In glioblastoma multiforme, gene amplification is the predominant underlying mechanism of EGFR overexpression.36 Previously, Marzano et al18 reported that EGFR was not amplified in cervical cancer, when EGFR signals were corrected for chromosome 7 centromeric signals. However, EGFR protein expression was not analyzed in their study, so the effect of chromosome 7 aneuploidy could not be determined. We showed that although EGFR was not amplified in cervical cancer, chromosome 7 aneuploidy was associated with mEGFR overexpression.

Furthermore, our data also showed that HPV16 E6 expression was associated with mEGFR overexpression. Increased EGFR mRNA and protein levels have been reported in cervical cancer specimens, compared with normal cervical epithelium.6, 37 Immortalization of normal keratinocyte cell lines by transfection with HPV16 E6 showed upregulation of the EGFR, whereas HPV16 E5 and HPV16 E7 and HPV6 E6 did not influence EGFR expression.23, 38 Correspondingly, transfection of the cervical cancer cell line HeLa with antisense E6/E7 sequences resulted in the downregulation of the EGFR.39 As the E6 protein is known to target p53 for degradation, it has been suggested that HPV16 E6 regulates EGFR expression through p53.23 Indeed, inhibition of p53 was shown to increase EGFR expression in HPV16-immortalized human keratinocytes, supporting this hypothesis.40

To substantiate previous in vitro reports showing that the E5 protein increases EGFR expression by inhibiting the interaction of c-Cbl with the activated EGFR, thus decreasing EGFR degradation,22 we studied E5 expression in our patient cohort. Transgenic mouse models showed that expression of HPV16 E5 induced epithelial tumors and that this function of E5 was dependent on EGFR expression.41 However, although in our study high E5 and E6 mRNA expression were both associated with poor survival, we could not substantiate an association between HPV16 E5 and mEGFR expression. This could result from the fact that HPV16 E5 plays an important role in early carcinogenesis, or from the fact that E5 and E6 expression levels were strongly correlated.

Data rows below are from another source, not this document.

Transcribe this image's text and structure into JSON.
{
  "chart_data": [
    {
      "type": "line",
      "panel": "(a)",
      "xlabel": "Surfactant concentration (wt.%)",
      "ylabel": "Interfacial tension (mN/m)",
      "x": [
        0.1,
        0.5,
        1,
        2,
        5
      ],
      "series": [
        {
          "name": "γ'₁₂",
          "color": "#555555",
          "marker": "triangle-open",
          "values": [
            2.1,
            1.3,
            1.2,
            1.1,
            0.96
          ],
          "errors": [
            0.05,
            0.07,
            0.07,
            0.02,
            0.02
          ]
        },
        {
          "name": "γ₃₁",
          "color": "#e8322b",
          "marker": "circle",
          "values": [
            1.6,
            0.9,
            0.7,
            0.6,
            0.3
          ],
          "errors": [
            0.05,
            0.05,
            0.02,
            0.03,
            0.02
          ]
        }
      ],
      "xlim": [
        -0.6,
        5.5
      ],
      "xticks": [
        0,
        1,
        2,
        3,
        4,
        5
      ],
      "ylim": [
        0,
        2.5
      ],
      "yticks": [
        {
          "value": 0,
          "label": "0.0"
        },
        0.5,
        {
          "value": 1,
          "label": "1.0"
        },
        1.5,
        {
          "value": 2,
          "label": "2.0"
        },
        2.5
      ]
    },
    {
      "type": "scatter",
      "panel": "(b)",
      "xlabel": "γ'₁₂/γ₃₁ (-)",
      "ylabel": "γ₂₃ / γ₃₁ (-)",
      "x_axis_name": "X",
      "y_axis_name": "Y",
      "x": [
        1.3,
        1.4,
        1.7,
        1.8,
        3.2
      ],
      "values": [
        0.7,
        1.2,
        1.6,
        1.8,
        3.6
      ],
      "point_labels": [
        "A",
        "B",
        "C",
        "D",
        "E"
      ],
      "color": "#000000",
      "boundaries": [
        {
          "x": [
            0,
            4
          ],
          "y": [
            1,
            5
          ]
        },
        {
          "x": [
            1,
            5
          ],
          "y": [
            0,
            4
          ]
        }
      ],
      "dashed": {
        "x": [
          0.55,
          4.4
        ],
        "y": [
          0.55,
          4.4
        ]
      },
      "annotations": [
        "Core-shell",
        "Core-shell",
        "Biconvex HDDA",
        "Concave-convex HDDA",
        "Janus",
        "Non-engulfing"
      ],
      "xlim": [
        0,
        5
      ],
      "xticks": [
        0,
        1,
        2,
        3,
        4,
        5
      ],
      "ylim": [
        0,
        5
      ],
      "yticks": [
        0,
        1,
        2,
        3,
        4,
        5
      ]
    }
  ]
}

In conclusion, we present a comprehensive study on the molecular mechanisms of EGFR overexpression in cervical cancer, using state-of-the-art techniques applied on archival, paraffin-embedded material of a large cohort of patients. High mEGFR protein expression as well as high HPV16 E5 and E6 mRNA levels were shown to predict an unfavorable prognosis in cervical cancer. Furthermore, our data showed for the first time that overexpression of mEGFR is influenced by chromosome 7 aneuploidy and HPV16 E6 mRNA expression.